That is the whole message. No personalization. No "given your background." Just name their competitors and call it an invitational. It worked extremely well exactly as written. LinkedIn Premium gives you a hundred and twenty of these a week.
When someone accepts and signs up, engage them immediately. Ask about dietary restrictions. Say you are looking forward to having them. Ask what made them sign up. It does not matter what the question is. What matters is that by the time they walk in, you have had a real conversation and they are not arriving blank. People who have talked to you show up. People who signed up and never heard from you ghost.
Invite fourteen or fifteen people for a twelve-seat dinner. Most invites were sent out and people signed up for my dinner on Sunday and Monday for a Wednesday event. Do not stress about the timeline.

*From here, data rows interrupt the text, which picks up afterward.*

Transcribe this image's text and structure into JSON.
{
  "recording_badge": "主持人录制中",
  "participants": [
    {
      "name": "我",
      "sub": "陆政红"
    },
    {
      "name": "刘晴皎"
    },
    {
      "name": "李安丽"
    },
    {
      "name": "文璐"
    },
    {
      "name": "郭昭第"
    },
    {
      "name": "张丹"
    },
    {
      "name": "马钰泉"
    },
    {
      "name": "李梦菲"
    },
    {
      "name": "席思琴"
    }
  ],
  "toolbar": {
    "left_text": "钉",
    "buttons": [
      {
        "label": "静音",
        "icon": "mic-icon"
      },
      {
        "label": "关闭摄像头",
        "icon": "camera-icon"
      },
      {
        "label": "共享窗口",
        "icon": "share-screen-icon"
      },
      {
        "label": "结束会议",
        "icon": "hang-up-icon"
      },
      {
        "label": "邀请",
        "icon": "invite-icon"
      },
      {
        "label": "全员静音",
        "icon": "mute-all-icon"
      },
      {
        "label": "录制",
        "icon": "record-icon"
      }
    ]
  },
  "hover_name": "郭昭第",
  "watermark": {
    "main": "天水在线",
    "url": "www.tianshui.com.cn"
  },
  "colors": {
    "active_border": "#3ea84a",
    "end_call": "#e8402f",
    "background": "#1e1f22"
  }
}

For the venue, you can ask for two tables next to each other not necessarily private. We did eight and four at Kokkari in San Francisco. Arrive thirty minutes early to handle seating before anyone gets there. Order the appetizers and dessert for the table in advance and let people choose their own entree. It removes a surprising amount of friction and makes the whole thing feel handled and give them your card.
Seating is the most underrated part of this. Put your champion directly across from you. Put the prospects you most want to close next to you. Put net new people in between. If someone brings a plus one from their company, split them up no matter what. Two people from the same company sitting next to each other will just talk to each other the whole night. Circular tables over rectangular tables.
During the dinner, do not sell. These people just finished a full day of work and the last thing they want is a pitch. Build the personal relationship first. Ask what problems they are running into. Treat it like any good conversation where you are genuinely curious. The business part comes from one question: what are you doing at two PM tomorrow? You get the time booked while you are sitting there, and then you have a clean reason to stop talking about work at the table. "Let's keep tonight fun, we'll get into the real stuff tomorrow." It works because it is true.
Midway through, swap seats with your champion. It is not awkward because they understand exactly what you are trying to do and they have already been warming up their side of the table. You go do the same for the other half.
Before you leave, get everyone's number. The iPhone bump makes this frictionless. Take a selfie with each person and send it as the first text so you have a thread going that night.
The next morning send a short message to the group saying you loved having everyone and that if anyone wants an intro to someone else from the table you would be happy to make it. Then make a couple of those intros without being asked. For the people you did not get to spend real time with, send a separate note saying you know you did not get to chat much and you would love to grab coffee. They are far more likely to say yes now because they have already seen how you operate.
Dress well. Show up early. Pre-order the dessert. The whole thing is engineered to make people feel like they are in a room worth being in. That feeling is what they carry into the call the next day.
A conference puts you in someone else's room. A dinner puts them in yours.